MIAMI (CBSMiami) – A new study warns the coronavirus could erase years of progress for working women.

The report from LeanIn.org and McKinsey & Company finds that a quarter of women are considering leaving the workforce or downshifting career goals because of COVID-19, far more than men.

“Women cannot be expected to live up to business-as-usual expectations right now. Nobody can,” said Rachel Thomas, co-founder and CEO of LeanIn.org.

The report found many senior-level women are feeling burned out due to greater demands at work and at home.

Only one in three women of color said they heard from a manager about how they might be doing following racial incidents of violence.

“We know that Black women who had an ally over the course of the pandemic are two and a half times more likely to see a fair workplace and to want to stay,” said Lareina Yee, chief diversity and inclusion officer and McKinsey & Company.

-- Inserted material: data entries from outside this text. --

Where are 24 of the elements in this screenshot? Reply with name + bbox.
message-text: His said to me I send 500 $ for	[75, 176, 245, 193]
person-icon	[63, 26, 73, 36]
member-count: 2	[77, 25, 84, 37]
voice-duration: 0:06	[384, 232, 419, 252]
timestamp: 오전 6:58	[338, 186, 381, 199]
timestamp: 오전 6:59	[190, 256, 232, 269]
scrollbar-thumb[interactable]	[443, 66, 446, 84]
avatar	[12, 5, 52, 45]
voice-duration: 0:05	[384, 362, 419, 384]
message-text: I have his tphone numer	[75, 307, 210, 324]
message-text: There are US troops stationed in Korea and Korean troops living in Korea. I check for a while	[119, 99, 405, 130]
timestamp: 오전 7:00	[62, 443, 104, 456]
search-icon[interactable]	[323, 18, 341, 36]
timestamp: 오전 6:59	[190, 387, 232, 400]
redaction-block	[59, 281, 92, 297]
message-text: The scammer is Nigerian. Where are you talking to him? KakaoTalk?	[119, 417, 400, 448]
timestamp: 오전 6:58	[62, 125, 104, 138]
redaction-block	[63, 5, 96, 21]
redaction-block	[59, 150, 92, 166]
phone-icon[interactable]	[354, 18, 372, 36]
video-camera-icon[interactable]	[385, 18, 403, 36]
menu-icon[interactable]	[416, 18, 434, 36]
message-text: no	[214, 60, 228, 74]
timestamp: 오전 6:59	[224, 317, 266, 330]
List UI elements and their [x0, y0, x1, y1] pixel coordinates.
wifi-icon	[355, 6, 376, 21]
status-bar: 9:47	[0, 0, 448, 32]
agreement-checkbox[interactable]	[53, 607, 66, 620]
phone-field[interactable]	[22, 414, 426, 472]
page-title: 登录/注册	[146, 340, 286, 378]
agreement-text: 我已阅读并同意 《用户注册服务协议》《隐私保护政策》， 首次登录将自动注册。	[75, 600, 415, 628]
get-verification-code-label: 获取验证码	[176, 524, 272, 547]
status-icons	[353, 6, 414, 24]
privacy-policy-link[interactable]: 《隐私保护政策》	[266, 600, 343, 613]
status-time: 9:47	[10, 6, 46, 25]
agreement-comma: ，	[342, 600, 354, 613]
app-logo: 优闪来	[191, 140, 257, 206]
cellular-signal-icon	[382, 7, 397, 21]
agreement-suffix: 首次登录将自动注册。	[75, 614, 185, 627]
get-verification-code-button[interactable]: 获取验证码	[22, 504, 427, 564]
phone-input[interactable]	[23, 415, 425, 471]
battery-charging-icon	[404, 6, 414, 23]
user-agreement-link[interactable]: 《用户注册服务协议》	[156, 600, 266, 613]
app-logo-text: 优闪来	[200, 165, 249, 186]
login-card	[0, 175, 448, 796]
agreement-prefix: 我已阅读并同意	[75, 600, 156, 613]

The study finds women also face a caregiving crisis during COVID-19, with mothers three times as likely as fathers to be responsible for childcare.

RELATED: Working Moms Hit Hardest By COVID Crisis

Kate Orr was a third-grade teacher before she quit her job at an elementary school to care for her 4-month-old.

“It’s just human nature as a mother to want to do what’s best for your family,” she said.

When the pandemic hit, Kanisha Mayweather left a job as a warehouse associate because of safety concerns.

“I have a 1-year-old. She has breathing issues, and I also have a 13-year-old. She has a rare type of cancer, and so I really had to leave my job because of them,” she said.

Researchers suggest employers take bold steps during the pandemic to create a more flexible and fair workplace for women and men, and set clear goals to ensure all employees feel supported.